The New York Times is featuring a piece stating Iran is the big winner of the US-Iraq wars, 1991-2017.
So what does winning in Iraq look like, asks the Times? About like this:
A Shia-dominated government is in Baghdad, beholden to Tehran for its security post-ISIS. Shia thug militias, an anti-Sunni and Kurd force in waiting, are fully integrated into the otherwise-failed national Iraqi military. There are robust and growing economic ties between the two nations. An Iraqi security structure will never threaten Iran again. A corridor between Iran and Syria will allow arms and fighters to flow westward in support of greater Iranian geopolitical aims in the Middle East. And after one trillion in US taxpayer dollars spent, and 4,500 Americans killed in hopes of making Iraq the cornerstone of a Western-facing Middle East, American influence in Iraq is limited.
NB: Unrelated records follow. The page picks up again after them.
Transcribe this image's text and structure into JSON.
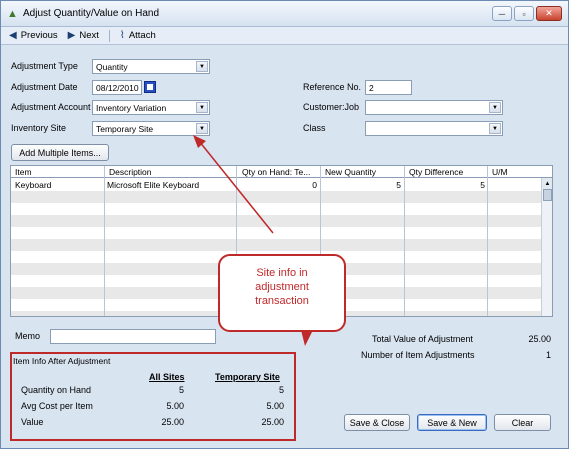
{
  "window": {
    "title": "Adjust Quantity/Value on Hand",
    "min": "─",
    "restore": "▫",
    "close": "✕"
  },
  "toolbar": {
    "previous": "Previous",
    "next": "Next",
    "attach": "Attach"
  },
  "form": {
    "adjustment_type_label": "Adjustment Type",
    "adjustment_type": "Quantity",
    "adjustment_date_label": "Adjustment Date",
    "adjustment_date": "08/12/2010",
    "adjustment_account_label": "Adjustment Account",
    "adjustment_account": "Inventory Variation",
    "inventory_site_label": "Inventory Site",
    "inventory_site": "Temporary Site",
    "reference_label": "Reference No.",
    "reference": "2",
    "customer_job_label": "Customer:Job",
    "customer_job": "",
    "class_label": "Class",
    "class_value": ""
  },
  "add_multiple_items": "Add Multiple Items...",
  "grid": {
    "headers": [
      "Item",
      "Description",
      "Qty on Hand: Te...",
      "New Quantity",
      "Qty Difference",
      "U/M"
    ],
    "rows": [
      {
        "item": "Keyboard",
        "description": "Microsoft Elite Keyboard",
        "qty_on_hand": "0",
        "new_quantity": "5",
        "qty_difference": "5",
        "um": ""
      }
    ]
  },
  "callout": {
    "line1": "Site info in",
    "line2": "adjustment",
    "line3": "transaction"
  },
  "memo_label": "Memo",
  "totals": {
    "total_value_label": "Total Value of Adjustment",
    "total_value": "25.00",
    "num_adjustments_label": "Number of Item Adjustments",
    "num_adjustments": "1"
  },
  "info": {
    "title": "Item Info After Adjustment",
    "col_all": "All Sites",
    "col_temp": "Temporary Site",
    "rows": [
      {
        "label": "Quantity on Hand",
        "all": "5",
        "temp": "5"
      },
      {
        "label": "Avg Cost per Item",
        "all": "5.00",
        "temp": "5.00"
      },
      {
        "label": "Value",
        "all": "25.00",
        "temp": "25.00"
      }
    ]
  },
  "buttons": {
    "save_close": "Save & Close",
    "save_new": "Save & New",
    "clear": "Clear"
  },
  "colors": {
    "annotation": "#c0292a",
    "window_bg": "#d9e4f1"
  }
}
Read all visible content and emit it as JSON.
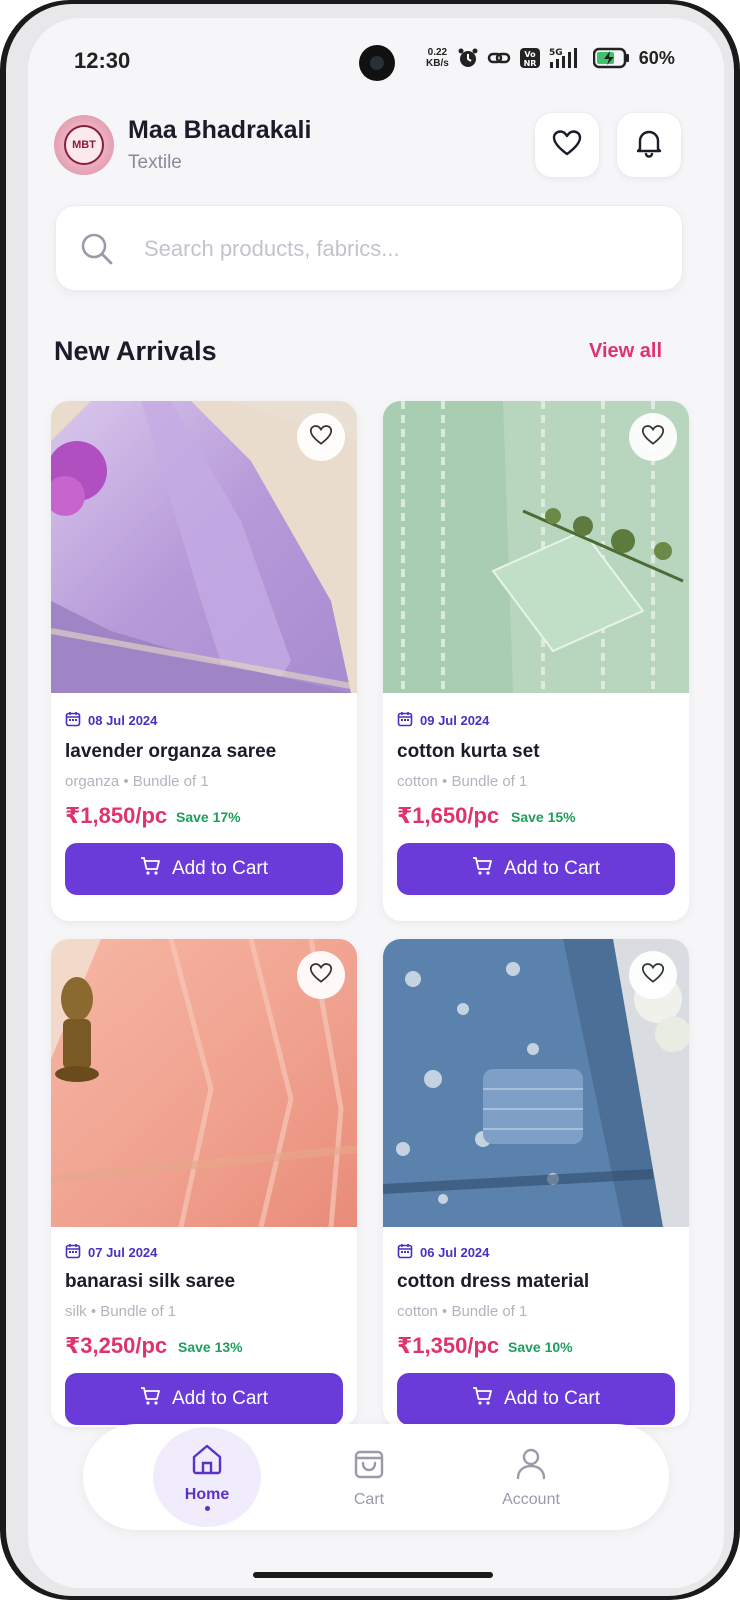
{
  "status_bar": {
    "time": "12:30",
    "net_speed_value": "0.22",
    "net_speed_unit": "KB/s",
    "network_badge": "Vo\nNR",
    "signal_label": "5G",
    "battery_percent": "60%"
  },
  "header": {
    "logo_text": "MBT",
    "store_name": "Maa Bhadrakali",
    "store_subtitle": "Textile"
  },
  "search": {
    "placeholder": "Search products, fabrics..."
  },
  "section": {
    "title": "New Arrivals",
    "view_all_label": "View all"
  },
  "products": [
    {
      "date": "08 Jul 2024",
      "name": "lavender organza saree",
      "meta": "organza • Bundle of 1",
      "price": "₹1,850/pc",
      "save": "Save 17%",
      "add_label": "Add to Cart"
    },
    {
      "date": "09 Jul 2024",
      "name": "cotton kurta set",
      "meta": "cotton • Bundle of 1",
      "price": "₹1,650/pc",
      "save": "Save 15%",
      "add_label": "Add to Cart"
    },
    {
      "date": "07 Jul 2024",
      "name": "banarasi silk saree",
      "meta": "silk • Bundle of 1",
      "price": "₹3,250/pc",
      "save": "Save 13%",
      "add_label": "Add to Cart"
    },
    {
      "date": "06 Jul 2024",
      "name": "cotton dress material",
      "meta": "cotton • Bundle of 1",
      "price": "₹1,350/pc",
      "save": "Save 10%",
      "add_label": "Add to Cart"
    }
  ],
  "bottom_nav": {
    "items": [
      {
        "label": "Home",
        "icon": "home-icon",
        "active": true
      },
      {
        "label": "Cart",
        "icon": "shopping-bag-icon",
        "active": false
      },
      {
        "label": "Account",
        "icon": "user-icon",
        "active": false
      }
    ]
  },
  "colors": {
    "accent": "#6a3bd8",
    "price": "#e0336e",
    "save": "#1e9e5c",
    "link": "#e0336e"
  }
}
It seems the Times is surprised by the conclusion; it’s “news” for some apparently. The newspaper ran the story on its hometown edition front page.
But sorry, it wasn’t news to me. I tried writing basically the same story in 2010 as a formal reporting cable for the State Department. Nobody wanted to hear it.
At the time I was assigned to Iraq as an American diplomat, with some 20 years of field experience, embedded at a rural forward operating base. All the things that took until 2017 to become obvious to the New York Times were available to anyone on the ground back then with the eyes to see.